Der zweite Setteil besteht teilweise auch aus Nummern der neuen Scheibe, aber auch aus einem bekannten und liebgewonnenen Showelement, das Krebs eigenem Bekunden nach nicht mehr durchgängig offeriert, an diesem Abend aber mal wieder auffährt: In der Pause konnte das Publikum Liedwunschzettel in einen am Merchstand befindlichen Pokal werfen, aus denen Krebs dann welche zieht und die Wünsche zu erfüllen versucht. Das Publikum ist freilich dazu geneigt, Schabernack mit dem Künstler zu treiben, und wünscht sich mehrheitlich nicht etwa dessen Eigenkompositionen, sondern Nummern wie „Sing, mei Sachse, sing“ (das dem vom schwäbischen Neu-Kupfer via Hamburg mittlerweile nach Berlin gezogenen Krebs unbekannt ist – die dritte Strophe mit Zeilen wie „Doch kommt der Sachse nach Berlin, da könn’se ihn nicht leiden“ hätte hier mancherlei kabarettistisches Anknüpfungspotential geboten) oder das Pionierlied „Unsre Heimat“. Aber letztlich findet sich im Pokal doch noch einiges, was sich für eine Umsetzung eignet: Aus Grönemeyers „Vollmond“ macht Krebs gleich eine ganze Grönemeyer-Stilanalyse, die Spice Girls werden liebevoll verhackstückt, und der Künstler beweist sogar, dass sich Kreators „Pleasure To Kill“ auch in der Besetzung Stimme plus Klavier umsetzen läßt, theoretische Analyse des Genres Thrash Metal auch hier gleich inclusive.

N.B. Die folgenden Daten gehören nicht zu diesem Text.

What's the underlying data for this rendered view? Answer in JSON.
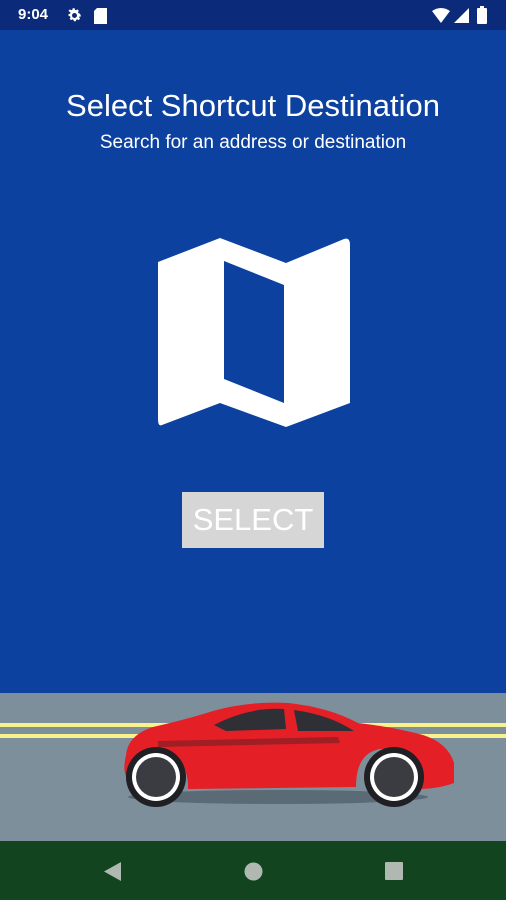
{
  "status_bar": {
    "time": "9:04",
    "icons": [
      "gear-icon",
      "sd-card-icon",
      "wifi-icon",
      "signal-icon",
      "battery-icon"
    ]
  },
  "header": {
    "title": "Select Shortcut Destination",
    "subtitle": "Search for an address or destination"
  },
  "illustration": {
    "icon": "map-icon"
  },
  "select_button": {
    "label": "SELECT"
  },
  "road_scene": {
    "icon": "car-icon"
  },
  "nav_bar": {
    "icons": [
      "back-icon",
      "home-icon",
      "recents-icon"
    ]
  },
  "colors": {
    "status_bar": "#0b2b7a",
    "background": "#0c41a0",
    "button": "#d6d6d6",
    "road": "#7d8f9a",
    "road_lines": "#f7f28b",
    "car": "#e41f26",
    "nav_bar": "#12441f"
  }
}
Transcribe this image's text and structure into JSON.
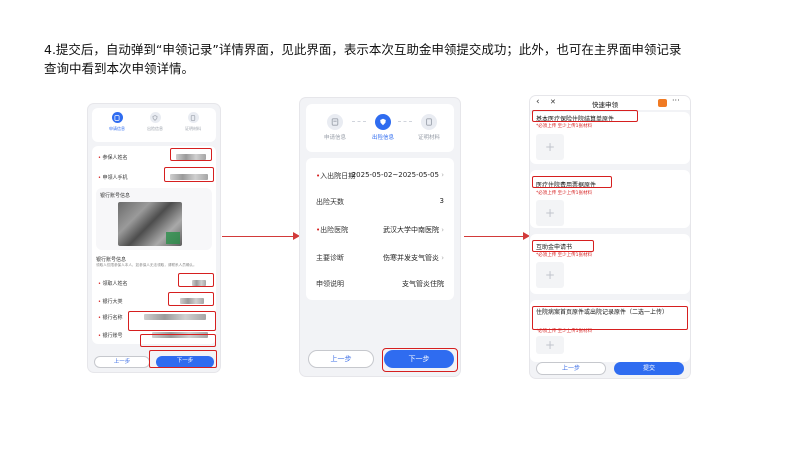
{
  "instruction": {
    "line1": "4.提交后，自动弹到“申领记录”详情界面，见此界面，表示本次互助金申领提交成功；此外，也可在主界面申领记录",
    "line2": "查询中看到本次申领详情。"
  },
  "steps": {
    "s1": "申请信息",
    "s2": "出险信息",
    "s3": "证明材料"
  },
  "phone1": {
    "insured_name_label": "参保人姓名",
    "applicant_phone_label": "申领人手机",
    "bank_info_title": "银行账号信息",
    "bank_info_section": "银行账号信息",
    "bank_note": "领取人仅限参保人本人，如参保人无法领取，请联系人员确认。",
    "payee_name_label": "领取人姓名",
    "bank_type_label": "银行大类",
    "bank_name_label": "银行名称",
    "bank_account_label": "银行账号",
    "prev_button": "上一步",
    "next_button": "下一步"
  },
  "phone2": {
    "rows": [
      {
        "key": "入出院日期",
        "value": "2025-05-02~2025-05-05",
        "chevron": true,
        "required": true
      },
      {
        "key": "出险天数",
        "value": "3",
        "chevron": false,
        "required": false
      },
      {
        "key": "出险医院",
        "value": "武汉大学中南医院",
        "chevron": true,
        "required": true
      },
      {
        "key": "主要诊断",
        "value": "伤寒并发支气管炎",
        "chevron": true,
        "required": false
      },
      {
        "key": "申领说明",
        "value": "支气管炎住院",
        "chevron": false,
        "required": false
      }
    ],
    "prev_button": "上一步",
    "next_button": "下一步"
  },
  "phone3": {
    "header_title": "快速申领",
    "sections": [
      {
        "title": "基本医疗保险住院结算单原件",
        "note": "*必须上传 至少上传1张材料"
      },
      {
        "title": "医疗住院费用票据原件",
        "note": "*必须上传 至少上传1张材料"
      },
      {
        "title": "互助金申请书",
        "note": "*必须上传 至少上传1张材料"
      },
      {
        "title": "住院病案首页原件或出院记录原件（二选一上传）",
        "note": "*必须上传 至少上传1张材料"
      }
    ],
    "prev_button": "上一步",
    "submit_button": "提交"
  },
  "colors": {
    "accent": "#2f6cf0",
    "annotation_red": "#d61f1f"
  }
}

Das alles sorgt für Lachstürme im Publikum und dafür, dass die Leipziger Krebs natürlich nicht ohne Zugaben gehen lassen. Zwei davon gibt es, und hier kommen dann auch die Klassiker zum Zuge: zunächst „Ficken für den Frieden“ und als Grande Finale „Das Mädchen von der Jungen Union“ in einer aktualisierten Neufassung (O-Ton Krebs: „Ich hätte nicht gedacht, dass ich nochmal ‘ne FDP-Strophe brauchen würde“ – und die gleichermaßen hintersinnige wie direkt-treffende AfD-Strophe, die im Youtube-Mitschnitt aus dem Berliner SO36 noch nicht enthalten ist, erntet Szenenapplaus vom Auditorium) und mit einem improvisierten Intro in einer vom Publikum gewünschten Stilrichtung (die Reggae-Meldung ist die schnellste). So enden über zwei Stunden beste Unterhaltung auf hohem Niveau.